After Kollam temple fire tragedy, that left 110 people dead, Kerala High Court on Tuesday banned sound-making fireworks display in all places of worship in the state at night.
The temple tragedy occurred when sparks from fireworks fell on a store room where even more firecrackers were kept. No permission had been given to hold the display.
The High Court also sought the state government’s opinion on whether the CBI should investigate the Kollam temple tragedy.
During the hearing, the Kerala High Court was today informed by the state government that the guidelines were violated and no safety precautions were taken at the Puttingal temple.
A senior Kerala High Court Judge has suggested the ban of high decibel fire crackers in all temples in the state and sought immediate judicial intervention by the court to stop “man-made” tragedies like Kollam mishap.
In a letter to Registrar General of the HC, Justice V. Chitambaresh had said, “The time is more than ripe for immediate judicial intervention to stop such man-made tragedies by banning the use of high decibel explosive fire crackers.”

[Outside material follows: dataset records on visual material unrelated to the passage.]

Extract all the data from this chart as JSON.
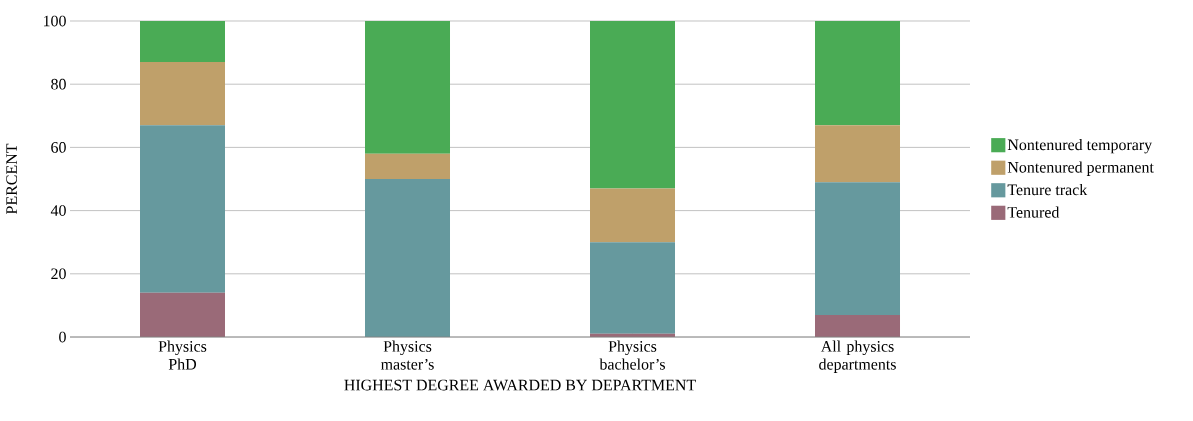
{
  "chart_data": {
    "type": "bar",
    "stacked": true,
    "xlabel": "HIGHEST DEGREE AWARDED BY DEPARTMENT",
    "ylabel": "PERCENT",
    "categories": [
      "Physics PhD",
      "Physics master’s",
      "Physics bachelor’s",
      "All physics departments"
    ],
    "series": [
      {
        "name": "Tenured",
        "color": "#9a6a78",
        "values": [
          14,
          0,
          1,
          7
        ]
      },
      {
        "name": "Tenure track",
        "color": "#66999e",
        "values": [
          53,
          50,
          29,
          42
        ]
      },
      {
        "name": "Nontenured permanent",
        "color": "#bfa06a",
        "values": [
          20,
          8,
          17,
          18
        ]
      },
      {
        "name": "Nontenured temporary",
        "color": "#4aab55",
        "values": [
          13,
          42,
          53,
          33
        ]
      }
    ],
    "ylim": [
      0,
      100
    ],
    "yticks": [
      0,
      20,
      40,
      60,
      80,
      100
    ],
    "grid": "y",
    "legend": "right"
  }
}
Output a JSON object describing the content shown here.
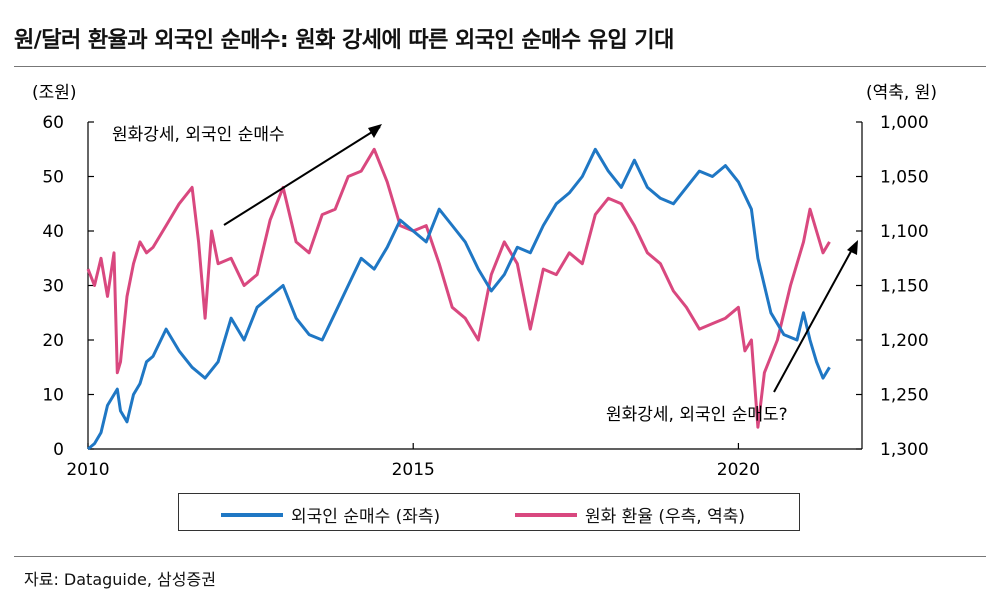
{
  "title": "원/달러 환율과 외국인 순매수: 원화 강세에 따른 외국인 순매수 유입 기대",
  "source": "자료: Dataguide, 삼성증권",
  "chart_data": {
    "type": "line",
    "left_axis_unit": "(조원)",
    "right_axis_unit": "(역축, 원)",
    "x_ticks": [
      "2010",
      "2015",
      "2020"
    ],
    "x_range": [
      2010,
      2021.9
    ],
    "left_ticks": [
      "0",
      "10",
      "20",
      "30",
      "40",
      "50",
      "60"
    ],
    "right_ticks": [
      "1,000",
      "1,050",
      "1,100",
      "1,150",
      "1,200",
      "1,250",
      "1,300"
    ],
    "ylim_left": [
      0,
      60
    ],
    "ylim_right": [
      1300,
      1000
    ],
    "right_axis_inverted": true,
    "grid": false,
    "annotations": [
      {
        "text": "원화강세, 외국인 순매수"
      },
      {
        "text": "원화강세, 외국인 순매도?"
      }
    ],
    "series": [
      {
        "name": "외국인 순매수 (좌측)",
        "axis": "left",
        "color": "#1f77c4",
        "x": [
          2010.0,
          2010.1,
          2010.2,
          2010.3,
          2010.45,
          2010.5,
          2010.6,
          2010.7,
          2010.8,
          2010.9,
          2011.0,
          2011.2,
          2011.4,
          2011.6,
          2011.8,
          2012.0,
          2012.2,
          2012.4,
          2012.6,
          2012.8,
          2013.0,
          2013.2,
          2013.4,
          2013.6,
          2013.8,
          2014.0,
          2014.2,
          2014.4,
          2014.6,
          2014.8,
          2015.0,
          2015.2,
          2015.4,
          2015.6,
          2015.8,
          2016.0,
          2016.2,
          2016.4,
          2016.6,
          2016.8,
          2017.0,
          2017.2,
          2017.4,
          2017.6,
          2017.8,
          2018.0,
          2018.2,
          2018.4,
          2018.6,
          2018.8,
          2019.0,
          2019.2,
          2019.4,
          2019.6,
          2019.8,
          2020.0,
          2020.2,
          2020.3,
          2020.5,
          2020.7,
          2020.9,
          2021.0,
          2021.1,
          2021.2,
          2021.3,
          2021.4
        ],
        "values": [
          0,
          1,
          3,
          8,
          11,
          7,
          5,
          10,
          12,
          16,
          17,
          22,
          18,
          15,
          13,
          16,
          24,
          20,
          26,
          28,
          30,
          24,
          21,
          20,
          25,
          30,
          35,
          33,
          37,
          42,
          40,
          38,
          44,
          41,
          38,
          33,
          29,
          32,
          37,
          36,
          41,
          45,
          47,
          50,
          55,
          51,
          48,
          53,
          48,
          46,
          45,
          48,
          51,
          50,
          52,
          49,
          44,
          35,
          25,
          21,
          20,
          25,
          20,
          16,
          13,
          15
        ]
      },
      {
        "name": "원화 환율 (우측, 역축)",
        "axis": "right",
        "color": "#d9487f",
        "x": [
          2010.0,
          2010.1,
          2010.2,
          2010.3,
          2010.4,
          2010.45,
          2010.5,
          2010.6,
          2010.7,
          2010.8,
          2010.9,
          2011.0,
          2011.2,
          2011.4,
          2011.6,
          2011.7,
          2011.8,
          2011.9,
          2012.0,
          2012.2,
          2012.4,
          2012.6,
          2012.8,
          2013.0,
          2013.2,
          2013.4,
          2013.6,
          2013.8,
          2014.0,
          2014.2,
          2014.4,
          2014.5,
          2014.6,
          2014.8,
          2015.0,
          2015.2,
          2015.4,
          2015.6,
          2015.8,
          2016.0,
          2016.2,
          2016.4,
          2016.6,
          2016.8,
          2017.0,
          2017.2,
          2017.4,
          2017.6,
          2017.8,
          2018.0,
          2018.2,
          2018.4,
          2018.6,
          2018.8,
          2019.0,
          2019.2,
          2019.4,
          2019.6,
          2019.8,
          2020.0,
          2020.1,
          2020.2,
          2020.3,
          2020.4,
          2020.6,
          2020.8,
          2021.0,
          2021.1,
          2021.2,
          2021.3,
          2021.4
        ],
        "values": [
          1135,
          1150,
          1125,
          1160,
          1120,
          1230,
          1220,
          1160,
          1130,
          1110,
          1120,
          1115,
          1095,
          1075,
          1060,
          1110,
          1180,
          1100,
          1130,
          1125,
          1150,
          1140,
          1090,
          1060,
          1110,
          1120,
          1085,
          1080,
          1050,
          1045,
          1025,
          1040,
          1055,
          1095,
          1100,
          1095,
          1130,
          1170,
          1180,
          1200,
          1140,
          1110,
          1130,
          1190,
          1135,
          1140,
          1120,
          1130,
          1085,
          1070,
          1075,
          1095,
          1120,
          1130,
          1155,
          1170,
          1190,
          1185,
          1180,
          1170,
          1210,
          1200,
          1280,
          1230,
          1200,
          1150,
          1110,
          1080,
          1100,
          1120,
          1110
        ]
      }
    ]
  }
}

The ‘Devaswom Bench’ comprising Justices Thottathil B. Radhakrishnan and Anu Sivaraman will considered the petition. Justice Chitambaresh said, “The right to profess, practice and propagate the religion of one’s choice under Article 25 of the Constitution of India does not take in the freedom to use dangerous crackers.”
“Pyrotechnics display using ‘Amittu’, ‘Gundu’, ‘Kathinavedi’ etc have to be banned and at best only low decibel Chinese-type crackers can be permitted for display,” he said.
The court said that police failed to provide basic safety to devotees who had gathered at the Kollam temple late on Saturday night; this amounts to a violation of human rights, the judges said.
They questioned how the police ignored the huge stash of fireworks that was accumulated at the temple in Kollam for a lavish display to coincide with an annual festival on Saturday night.
Dead man woke up
Pramod, who was employed with the contractor who organised the banned fireworks display at the Puttingal temple in Paravur, was among the unconscious recuperating at a hospital in Attingal, about 25 kms away. He regained consciousness on Monday night and managed to contact his family on Tuesday.
His family however mistakenly identified another corpse as his given that many of the bodies recovered from the accident site were covered in black ash.
Authorities are now uncertain of the identity of the body cremated by the family.
For their part, the family cannot believe Pramod is alive. And neither can Pramod.